Merci d'avoir écrire a ton peuple de Cote D'Ivoire qui te reconnait etant leur president(Koudou Laurent Gbabgo).et cette CI qui appartient a Jesus,Jesus a fait de toi son seviteur et il t'a pas oublié.Bientot ce sera la victore presi.Tu es un digne fils d'afrique, ses blancs n'ont pas pu t'acheter parce que t'es pas une marionnette.les 13 vallets des pays francophone d'afrique de la France et quelque pays anglophone et l'union afrcaine qui ton trahi payeront très cher pour le massacre des Ivoiriens du sud,de l'est et de l'ouest.Il ne vont pas echappés a la justice du veritable DIEU.

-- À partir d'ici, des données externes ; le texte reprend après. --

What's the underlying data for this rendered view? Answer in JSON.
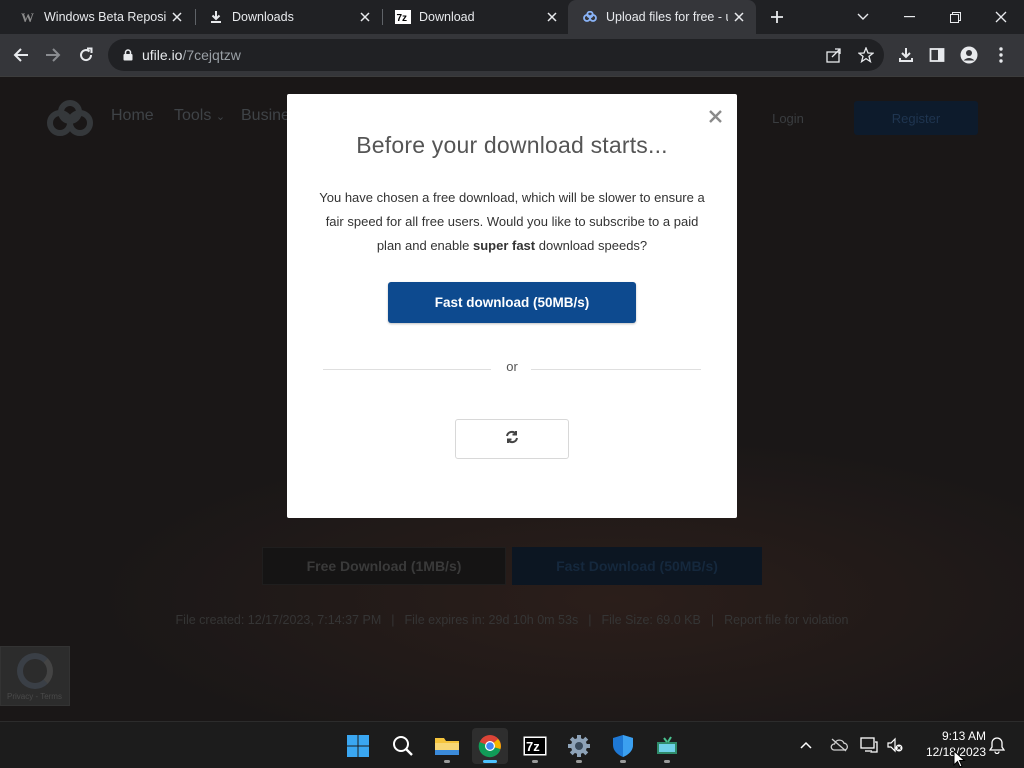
{
  "browser": {
    "tabs": [
      {
        "title": "Windows Beta Reposito",
        "icon": "wordpress-icon",
        "active": false
      },
      {
        "title": "Downloads",
        "icon": "download-icon",
        "active": false
      },
      {
        "title": "Download",
        "icon": "7zip-icon",
        "active": false
      },
      {
        "title": "Upload files for free - u",
        "icon": "ufile-icon",
        "active": true
      }
    ],
    "url_host": "ufile.io",
    "url_path": "/7cejqtzw"
  },
  "site": {
    "nav": [
      "Home",
      "Tools",
      "Busine"
    ],
    "login_label": "Login",
    "register_label": "Register",
    "free_download_label": "Free Download (1MB/s)",
    "fast_download_label": "Fast Download (50MB/s)",
    "meta": {
      "created": "File created: 12/17/2023, 7:14:37 PM",
      "expires": "File expires in: 29d 10h 0m 53s",
      "size": "File Size: 69.0 KB",
      "report": "Report file for violation"
    },
    "recaptcha_text": "Privacy - Terms"
  },
  "modal": {
    "title": "Before your download starts...",
    "body_part1": "You have chosen a free download, which will be slower to ensure a fair speed for all free users. Would you like to subscribe to a paid plan and enable ",
    "body_bold": "super fast",
    "body_part2": " download speeds?",
    "fast_button": "Fast download (50MB/s)",
    "or_label": "or",
    "close_icon": "close-icon",
    "spinner_icon": "refresh-icon"
  },
  "taskbar": {
    "apps": [
      "start-icon",
      "search-icon",
      "file-explorer-icon",
      "chrome-icon",
      "7zip-icon",
      "settings-icon",
      "windows-security-icon",
      "app-icon"
    ],
    "time": "9:13 AM",
    "date": "12/18/2023"
  },
  "colors": {
    "accent": "#0d4a8f",
    "chrome_dark": "#202124",
    "chrome_toolbar": "#35363a",
    "taskbar_active": "#4cc2ff"
  }
}
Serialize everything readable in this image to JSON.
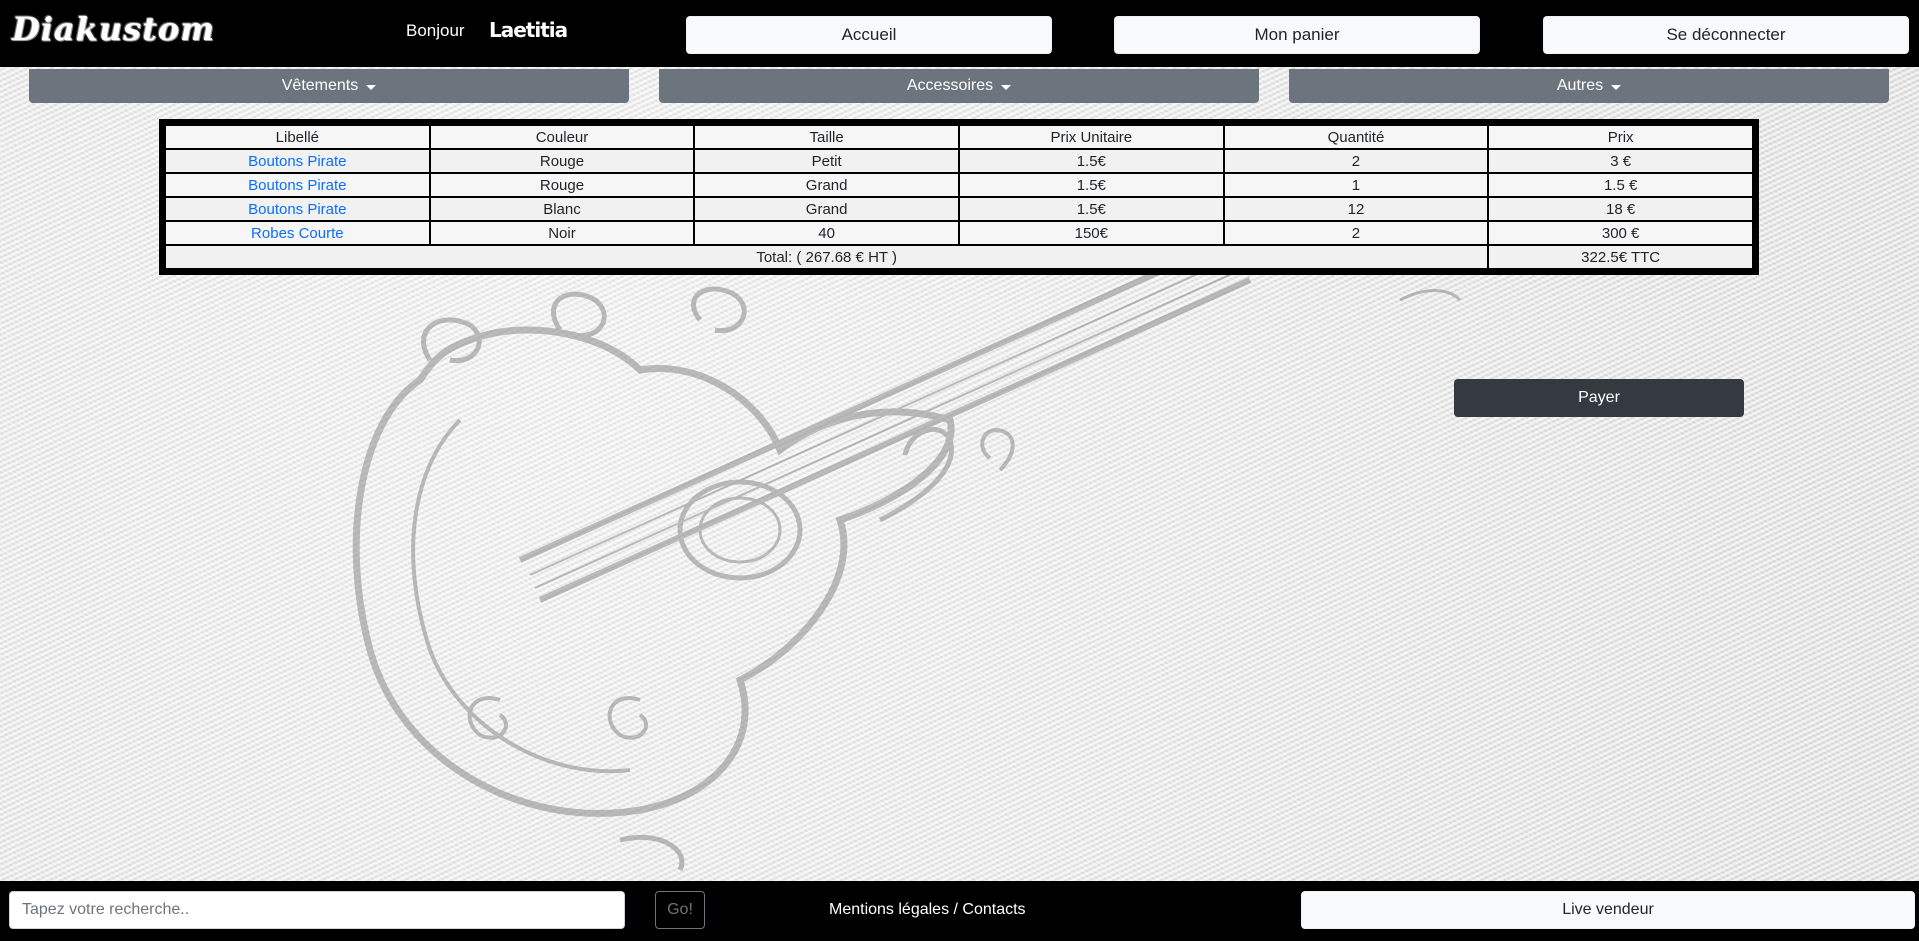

Écrit par : bonful | 10/08/2011

Le président ivoirien ADO n’a ni confiance en sa “majorité” de la Cedeao ni confiance -ce qui est étonnant- aux FRCI, sa soldatesque en guenilles qui excelle dans les exactions des populations. Aujourd’hui toute sa sécurité est assurée par la France à travers Licorne, Onuci et accessoirement par ses lampiste des FRCI que les ivoiriens baptisent avec humour, la France Recolonise la Côte d’Ivoire. La France a installé ces soldats sympathisants de groupes terroristes !! Certains de leurs chefs ont pour surnoms Ben Laden ou Al Quaida, tout un programme !! Quand ils entreront en action les Français feront les étonnés et trouveront matière pour nous dépouiller encore un peu plus de notre souveraineté ! –En France on n’a pas de Pétrole ni d’Or mais on est intelligents ! - Le nouvel accord de défense annoncé entre la France et la CI va certainement entériner ces faits. Pauvres Ivoiriens, pauvres Africains pourquoi nos parents se sont-ils tués pour obtenir nos indépendances ???

Écrit par : Boomerang | 10/08/2011

Les commentaires sont fermés.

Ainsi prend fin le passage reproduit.